Tomorrow I’ll try running identical code with C#. I can’t see why there would be a difference though since the Aspose.Words.dll is doing all the work.

I’ll let you know…

@Warrick Yes, it is really strange. I have also tried saving to DOCX and then to PDF as in your code:

Document doc = new Document(@"C:\Temp\in.docx");
doc.Save(@"C:\Temp\out.docx");
doc.Save(@"C:\Temp\out.pdf");

and still the output PDF is rendered properly. Waiting for your inputs after testing.

I tried in C# and it’s fine. Both DOCX and PDF are identical.
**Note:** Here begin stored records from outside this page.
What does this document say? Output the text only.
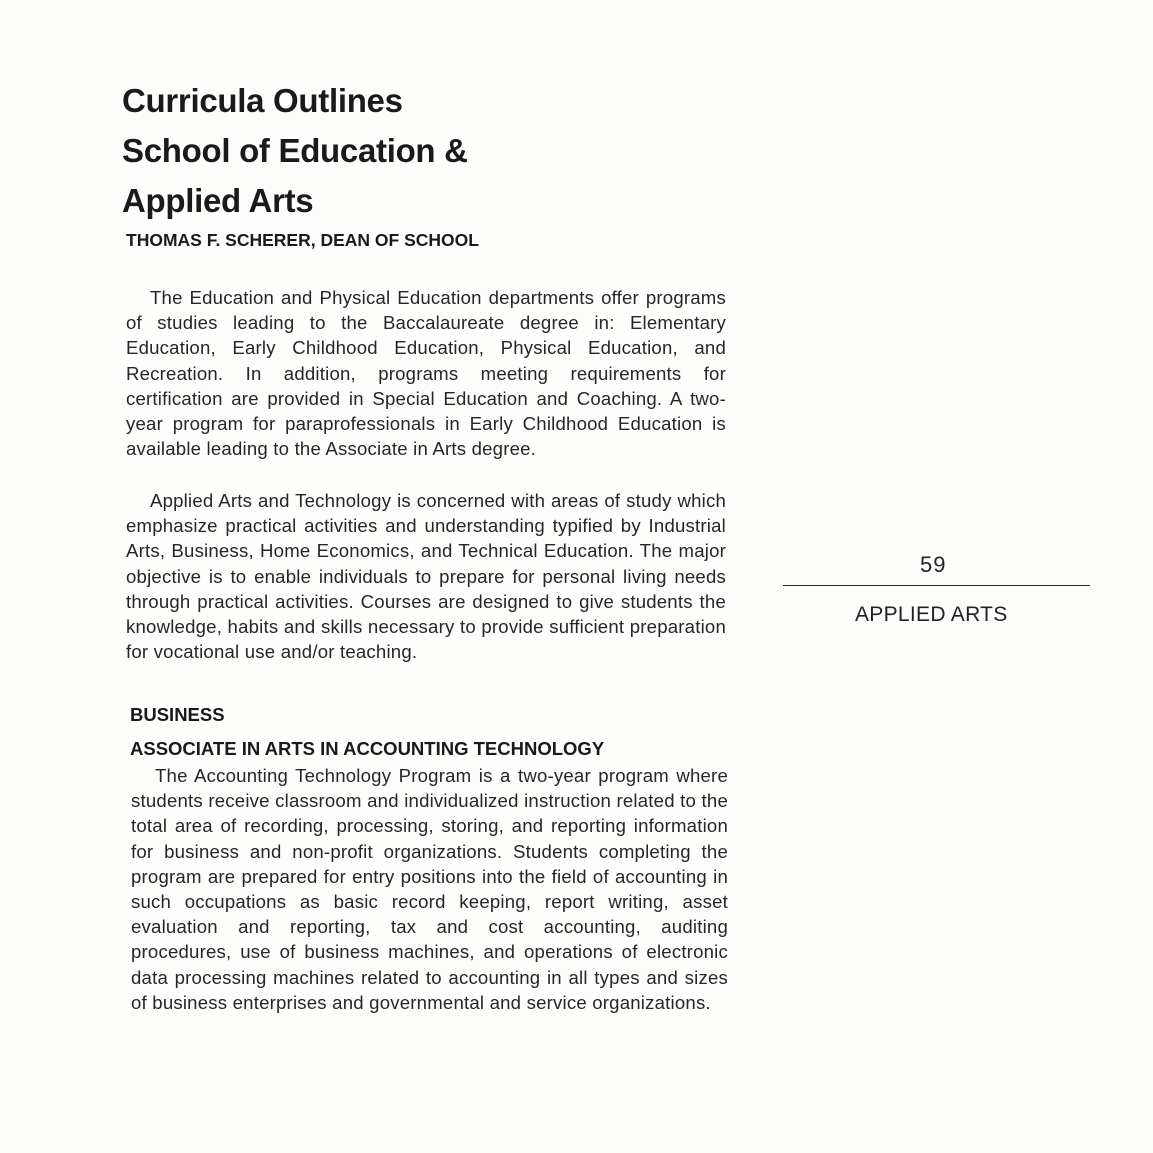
Curricula Outlines
School of Education &
Applied Arts

THOMAS F. SCHERER, DEAN OF SCHOOL

The Education and Physical Education departments offer programs of studies leading to the Baccalaureate degree in: Elementary Education, Early Childhood Education, Physical Education, and Recreation. In addition, programs meeting requirements for certification are provided in Special Education and Coaching. A two-year program for paraprofessionals in Early Childhood Education is available leading to the Associate in Arts degree.

Applied Arts and Technology is concerned with areas of study which emphasize practical activities and understanding typified by Industrial Arts, Business, Home Economics, and Technical Education. The major objective is to enable individuals to prepare for personal living needs through practical activities. Courses are designed to give students the knowledge, habits and skills necessary to provide sufficient preparation for vocational use and/or teaching.

BUSINESS
ASSOCIATE IN ARTS IN ACCOUNTING TECHNOLOGY

The Accounting Technology Program is a two-year program where students receive classroom and individualized instruction related to the total area of recording, processing, storing, and reporting information for business and non-profit organizations. Students completing the program are prepared for entry positions into the field of accounting in such occupations as basic record keeping, report writing, asset evaluation and reporting, tax and cost accounting, auditing procedures, use of business machines, and operations of electronic data processing machines related to accounting in all types and sizes of business enterprises and governmental and service organizations.

59
APPLIED ARTS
The Aspose.Words.Dll I’m using with Progress is version 24.3.0 while that being used in C# is Net 6.0 version 23.2.0
So the older version is working but the later version is not it would appear.
Can you test in both these versions?

Sorry, C# is Net 6.0 24.2.0

@Warrick I have tested with both versions and the output PDF documents are the same:
out_24.2.pdf (106.6 KB)
out_24.3.pdf (106.6 KB)

I managed to fix it.
Using OpenEdge, I need to save the doc as DOCX, delete the Document object, re open the DOCX and then Save it as the PDF.
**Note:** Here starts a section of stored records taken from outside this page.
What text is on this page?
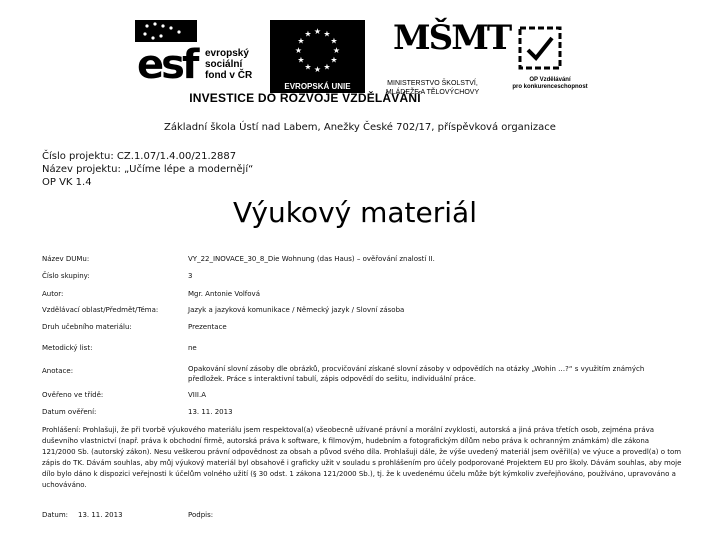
esf evropský
sociální
fond v ČR
★ ★
★
★
★
★
★
★
★
★
★
★
EVROPSKÁ UNIE
MŠMT
MINISTERSTVO ŠKOLSTVÍ,
MLÁDEŽE A TĚLOVÝCHOVY
OP Vzdělávání
pro konkurenceschopnost
INVESTICE DO ROZVOJE VZDĚLÁVÁNÍ
Základní škola Ústí nad Labem, Anežky České 702/17, příspěvková organizace
Číslo projektu: CZ.1.07/1.4.00/21.2887
Název projektu: „Učíme lépe a modernějí“
OP VK 1.4
Výukový materiál
Název DUMu:	VY_22_INOVACE_30_8_Die Wohnung (das Haus) – ověřování znalostí II.
Číslo skupiny:	3
Autor:	Mgr. Antonie Volfová
Vzdělávací oblast/Předmět/Téma:	Jazyk a jazyková komunikace / Německý jazyk / Slovní zásoba
Druh učebního materiálu:	Prezentace
Metodický list:	ne
Anotace:	Opakování slovní zásoby dle obrázků, procvičování získané slovní zásoby v odpovědích na otázky „Wohin …?“ s využitím známých předložek. Práce s interaktivní tabulí, zápis odpovědí do sešitu, individuální práce.
Ověřeno ve třídě:	VIII.A
Datum ověření:	13. 11. 2013
Prohlášení: Prohlašuji, že při tvorbě výukového materiálu jsem respektoval(a) všeobecně užívané právní a morální zvyklosti, autorská a jiná práva třetích osob, zejména práva duševního vlastnictví (např. práva k obchodní firmě, autorská práva k software, k filmovým, hudebním a fotografickým dílům nebo práva k ochranným známkám) dle zákona 121/2000 Sb. (autorský zákon). Nesu veškerou právní odpovědnost za obsah a původ svého díla. Prohlašuji dále, že výše uvedený materiál jsem ověřil(a) ve výuce a provedl(a) o tom zápis do TK. Dávám souhlas, aby můj výukový materiál byl obsahově i graficky užit v souladu s prohlášením pro účely podporované Projektem EU pro školy. Dávám souhlas, aby moje dílo bylo dáno k dispozici veřejnosti k účelům volného užití (§ 30 odst. 1 zákona 121/2000 Sb.), tj. že k uvedenému účelu může být kýmkoliv zveřejňováno, používáno, upravováno a uchováváno.
Datum: 13. 11. 2013	Podpis:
Why this makes the difference though, I have no idea.

@Warrick It is a really strange behavior. Have you tried changing the order of save operation, i.e. save as PDF first and then save to DOCX? There actually should not be any difference, but maybe there is some peculiarity in OpenEdge.
Also, you can try calling Document.UpdatePageLayout() before saving document to PDF, this forces Aspose.Words to rebuild document layout in case document layout has been build and cached previously.

Hi Alexey,
I’ve decided to move development solely to C# as OpenEdge is probably not the best environment for .NET code.
I’ve run into an intermittent issue when converting PDF’s to DOCX/XML. Sometimes a header such as REPORTING PROGRESS TO PARENTS is converted to REPORTINGPROGRESSTO PARENTS ie missing the spaces.
I tried setting up a test PDF for you to test with but that worked fine (of course!). I’m assuming the issue is due to the small gap between the words being skipped every so often and it does appear to only occur with the bolded headers in the doc.
We are data scraping from externally generated PDFs. Are there any settings at all that might fix this?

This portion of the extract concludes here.